一方、「一般建設業許可」は、特定建設業許可に該当しないすべてのケースで必要となる許可です。
具体的には、元請けとして工事を請け負う場合でも、下請けに依頼する金額が一定額を超えない場合や、下請けとしてのみ工事を行う場合に取得します。
2.あなたの会社に必要なのはどっち?判断のポイントを優しく解説!
「うちは、どっちの許可を取ればいいの?」と迷われる方もいらっしゃるかと思います。
ご自身の事業内容と照らし合わせて、以下のポイントで判断してみてください。
最も大切な基準は、「元請けとして請け負った工事で、下請けの皆さまに合計いくら分の工事を依頼するか」です。
- 元請けとして工事を請け負い、その中の下請け契約の合計金額が5,000万円以上(建築一式工事の場合は8,000万円以上)になる見込みがある場合は、「特定建設業許可」が必要です。
これは、複数の下請けさんへの発注金額を合算した金額になりますのでご注意くださいね。
- 反対に、元請けとして工事を請け負う場合でも、下請け契約の合計金額が上記の基準未満である場合や、発注者から直接工事を請け負わず、下請けとしてのみ工事を行う場合は、「一般建設業許可」で大丈夫です。

「軽微な建設工事」(例えば、請負金額が500万円未満の工事など)のみを行う場合は、そもそも建設業許可自体が不要となるケースもあります。
しかし、それ以上の工事を継続的に請け負うのであれば、必ずどちらかの許可が必要になります。
3.「一般」と「特定」、こんなに違う!許可要件と取得後の義務
一般建設業許可と特定建設業許可では、求められる要件と、許可取得後に発生する義務に大きな違いがあります。特定建設業許可の方が、より厳格な基準が設けられています。
許可取得のための主な要件の違い
- 財産的基礎(資金力)の要件
- 一般建設業許可: 比較的緩やかです。自己資本が500万円以上あること、または500万円以上の資金調達能力があること、あるいは過去5年間継続して許可を受けて営業した実績があること、のいずれかを満たせばOKです。
- 特定建設業許可: かなり厳しくなります。
これらすべての要件を満たす必要があります。
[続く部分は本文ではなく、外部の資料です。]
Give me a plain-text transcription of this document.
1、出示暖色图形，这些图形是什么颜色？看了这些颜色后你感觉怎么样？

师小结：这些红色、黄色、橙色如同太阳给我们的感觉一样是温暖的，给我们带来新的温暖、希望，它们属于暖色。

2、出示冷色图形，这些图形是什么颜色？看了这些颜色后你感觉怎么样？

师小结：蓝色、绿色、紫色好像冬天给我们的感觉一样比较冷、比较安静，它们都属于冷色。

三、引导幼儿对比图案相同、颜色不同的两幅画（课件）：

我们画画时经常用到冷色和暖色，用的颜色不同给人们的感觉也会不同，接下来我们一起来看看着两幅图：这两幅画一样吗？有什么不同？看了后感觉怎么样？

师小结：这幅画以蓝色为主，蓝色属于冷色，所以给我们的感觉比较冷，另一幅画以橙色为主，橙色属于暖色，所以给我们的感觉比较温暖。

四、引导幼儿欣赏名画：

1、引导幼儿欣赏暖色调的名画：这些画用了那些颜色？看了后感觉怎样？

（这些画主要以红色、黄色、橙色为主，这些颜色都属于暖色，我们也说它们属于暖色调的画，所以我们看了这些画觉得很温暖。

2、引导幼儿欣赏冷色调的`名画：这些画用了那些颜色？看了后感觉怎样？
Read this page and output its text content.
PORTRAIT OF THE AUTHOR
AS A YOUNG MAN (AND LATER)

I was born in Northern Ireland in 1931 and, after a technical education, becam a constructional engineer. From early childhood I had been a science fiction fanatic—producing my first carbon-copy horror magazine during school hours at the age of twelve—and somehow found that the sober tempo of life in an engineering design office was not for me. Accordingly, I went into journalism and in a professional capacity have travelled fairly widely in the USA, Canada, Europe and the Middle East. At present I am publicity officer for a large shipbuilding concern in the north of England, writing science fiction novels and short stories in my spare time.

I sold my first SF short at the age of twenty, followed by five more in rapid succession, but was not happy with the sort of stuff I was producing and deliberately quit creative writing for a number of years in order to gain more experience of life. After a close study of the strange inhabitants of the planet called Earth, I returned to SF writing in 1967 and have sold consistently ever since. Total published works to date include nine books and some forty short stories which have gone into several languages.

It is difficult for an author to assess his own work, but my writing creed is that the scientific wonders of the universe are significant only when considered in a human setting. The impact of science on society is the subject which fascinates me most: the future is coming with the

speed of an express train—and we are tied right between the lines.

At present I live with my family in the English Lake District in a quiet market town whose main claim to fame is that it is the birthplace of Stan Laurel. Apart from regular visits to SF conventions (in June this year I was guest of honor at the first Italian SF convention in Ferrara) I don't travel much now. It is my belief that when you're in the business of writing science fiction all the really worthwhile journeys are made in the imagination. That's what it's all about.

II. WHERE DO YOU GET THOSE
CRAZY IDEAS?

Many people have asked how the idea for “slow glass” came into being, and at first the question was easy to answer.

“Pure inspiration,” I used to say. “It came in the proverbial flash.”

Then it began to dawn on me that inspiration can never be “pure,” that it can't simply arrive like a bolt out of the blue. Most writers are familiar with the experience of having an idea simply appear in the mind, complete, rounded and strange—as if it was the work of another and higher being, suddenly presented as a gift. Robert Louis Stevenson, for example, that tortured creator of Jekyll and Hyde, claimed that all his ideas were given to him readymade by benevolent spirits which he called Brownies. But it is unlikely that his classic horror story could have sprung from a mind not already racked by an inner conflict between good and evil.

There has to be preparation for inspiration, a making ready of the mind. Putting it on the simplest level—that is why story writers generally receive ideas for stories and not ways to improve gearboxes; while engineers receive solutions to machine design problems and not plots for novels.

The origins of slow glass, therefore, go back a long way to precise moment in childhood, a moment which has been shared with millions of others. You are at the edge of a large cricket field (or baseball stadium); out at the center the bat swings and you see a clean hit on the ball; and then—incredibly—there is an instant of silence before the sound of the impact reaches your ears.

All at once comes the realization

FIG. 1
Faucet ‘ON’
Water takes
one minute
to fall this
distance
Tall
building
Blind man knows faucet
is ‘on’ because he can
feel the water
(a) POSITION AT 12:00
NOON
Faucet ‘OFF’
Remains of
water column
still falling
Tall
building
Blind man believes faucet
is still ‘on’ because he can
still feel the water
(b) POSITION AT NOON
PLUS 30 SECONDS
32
- 欠損の額が資本金の20%を超えていないこと
- 流動比率が75%以上であること
- 資本金の額が2,000万円以上であること
- 自己資本(純資産合計)の額が4,000万円以上であること
- 営業所技術者の要件
- 一般建設業許可: 比較的取得しやすい国家資格(例:2級建築施工管理技士など)や、指定学科卒業後の実務経験(例:高校・専門学校卒で5年以上、大学・短大卒で3年以上)などで要件を満たすことができます。
- 特定建設業許可: より高度な専門性が求められます。原則として1級の国家資格が必要となるほか、特定の指導監督的な実務経験が求められるケースもあります。
許可取得後の主な義務の違い
特定建設業許可を取得された事業者様には、下請けの皆さまの保護や工事の適正な施工を確保するため、一般建設業許可よりも多くの義務が課せられます。
- 施工体制台帳の作成・提出義務: 元請けとして下請けに工事を発注する場合、その工事に関する施工体制台帳や施工体系図を詳細に作成し、現場に備え付けることが義務付けられています。
- 下請け代金の支払いに関する制限: 下請けへの支払期日や支払方法について、より厳しい規制が適用されます。
- 下請け業者への指導監督責任: 下請け業者の労働災害防止や適切な施工を確保するための、より重い指導監督責任が伴います。
- 労賃不払いに対する立て替え払い義務: 万が一、下請け業者がその先の業者や労働者への賃金を支払えなくなった場合、元請けである特定建設業者が立て替えて支払う義務が生じる場合があります。
このように、一般建設業許可と特定建設業許可は、それぞれ事業の規模や役割に応じて異なる要件と義務が課せられています。
許可取得はゴールではなく、新たなスタートラインです。
この情報が、あなたの事業の発展に少しでも貢献できれば幸いです。